À cette admiration a succédé le plus profond oubli. Il leur arriva un malheur qui n’est pas arrivé à l’Iliade, c’est que, derrière ces poèmes, reparut la véritable histoire, qui avait quelque temps sommeillé. Quand on vit ce que la légende avait fait de Charlemagne, on s’éloigna avec dédain de ce tableau si bizarre et si mensonger, et il n’en rejaillit rien de favorable pour les chansons de geste ; mais, si, postérieurement à Homère, les documens relatifs à la guerre de Troie (à supposer qu’il y ait eu une guerre de Troie) avaient été retrouvés, quel tort l’histoire n’eût-elle pas fait au poète ! Devant la réalité, quel rôle eussent joué Achille et sa colère, Minerve qui dirige les coups de Diomède, Apollon qui conduit Hector, et Jupiter qui donne la victoire aux Troyens ? Dans nos vieux poèmes, la légende a été prise en flagrant délit de fiction ; au contraire, dans le poème d’Homère, elle est tout ce qui reste de l’histoire, et c’est un titre de plus à l’intérêt et à la curiosité.

A le bien prendre cependant, nos vieux poèmes ont aussi un grand intérêt historique, mais par un autre côté : ils éclairent singulièrement la formation de la légende.

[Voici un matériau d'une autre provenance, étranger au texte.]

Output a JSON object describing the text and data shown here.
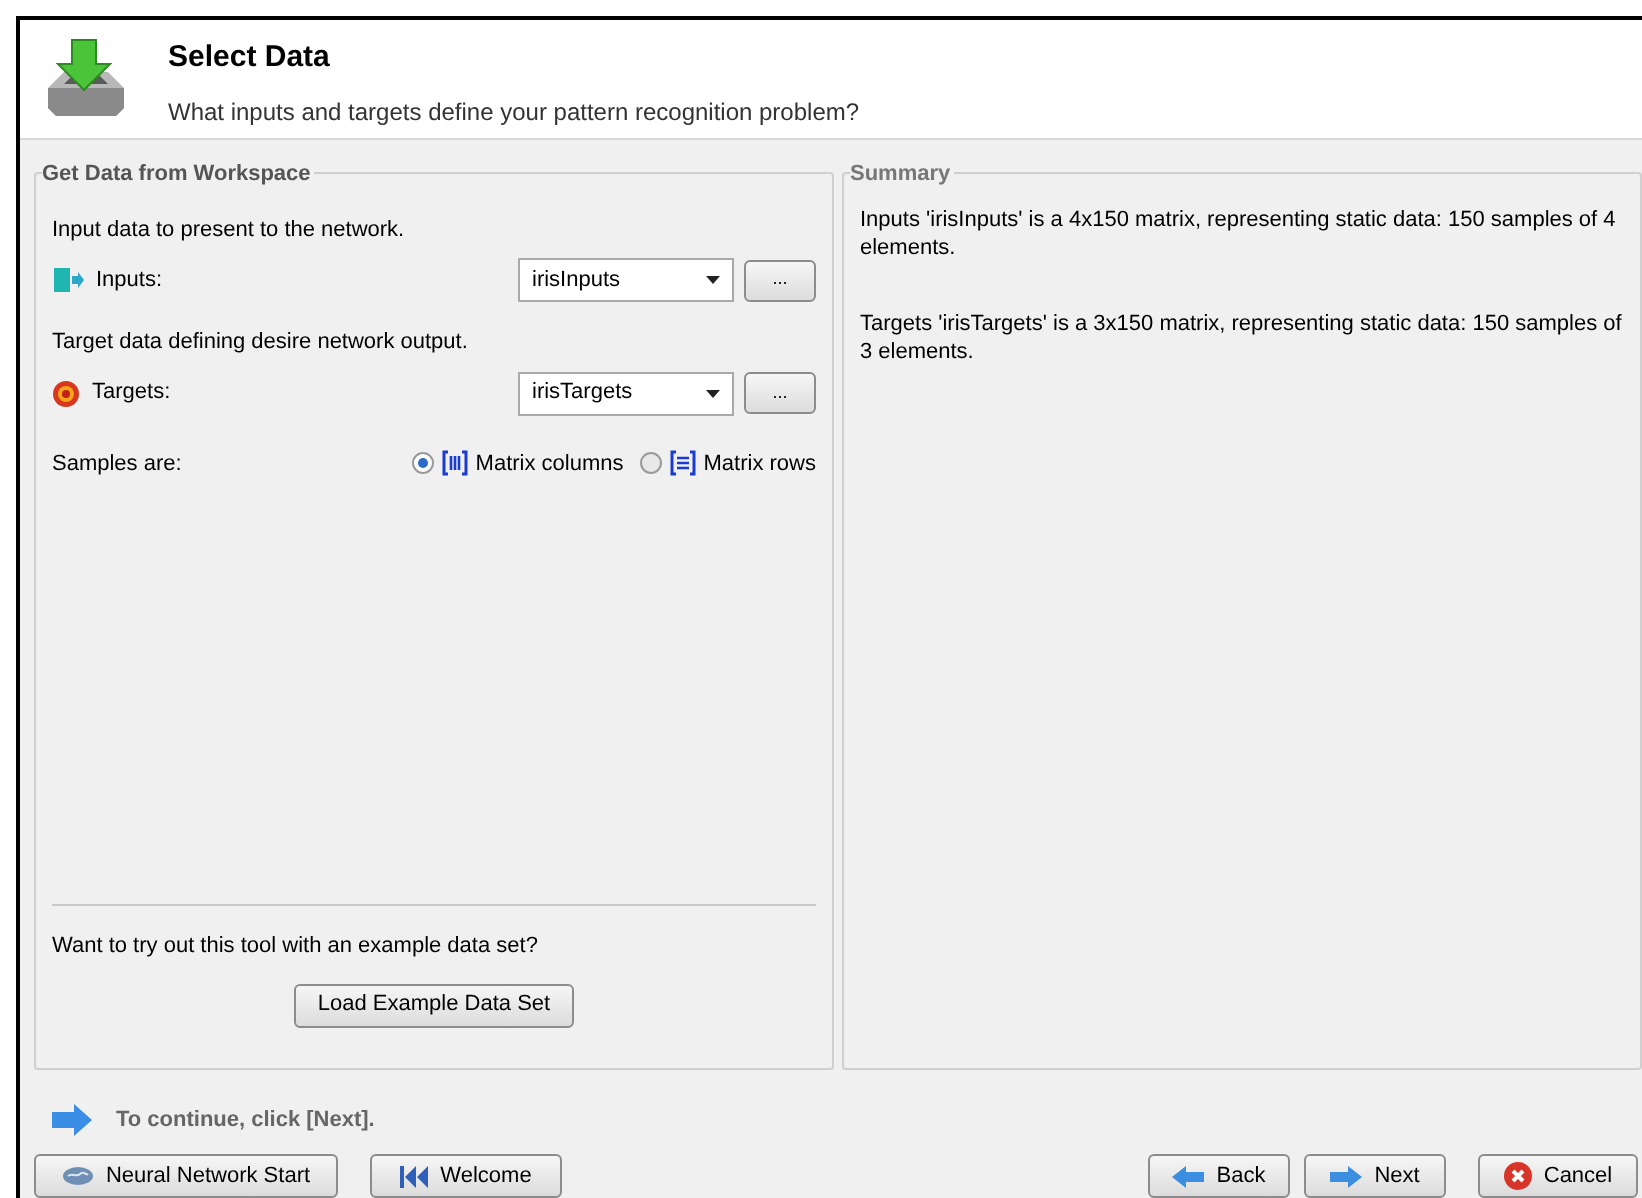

D’abord, ils nous montrent combien il faut peu de temps pour la constituer ; en second lieu, nous connaissons par là que l’âge a beau être pleinement historique, la légende ne s’en crée pas moins, si les documens historiques font défaut ou s’obscurcissent ; enfin, ils nous apprennent que d’un récit légendaire il n’y a, pour ainsi dire, rien à tirer qu’un fait excessivement vague. Si nous n’avions sur Charlemagne pas plus de renseignemens que sur la guerre de Troie, que saurions-nous de positif sur ce prince à l’aide de nos anciens poèmes ? Le vrai et le faux y sont tellement confondus, que les démêler serait chose impossible. Aussi, quand, sur un point quelconque, on n’a qu’un récit légendaire sans contrôle de la part de documens historiques, tout, aux yeux de la critique, est frappé de suspicion. Nos poèmes, pour lesquels nous possédons à la fois l’histoire et la légende, sont un curieux témoignage de ce travail des imaginations populaires sur les événemens et les personnages ; nous y voyons comment la réalité se dénature, comment le merveilleux s’invente, et l’exemple qu’ils nous offrent s’applique, par une conséquence rigoureuse, à tous les cas où, l’histoire faisant défaut, la légende s’y est substituée.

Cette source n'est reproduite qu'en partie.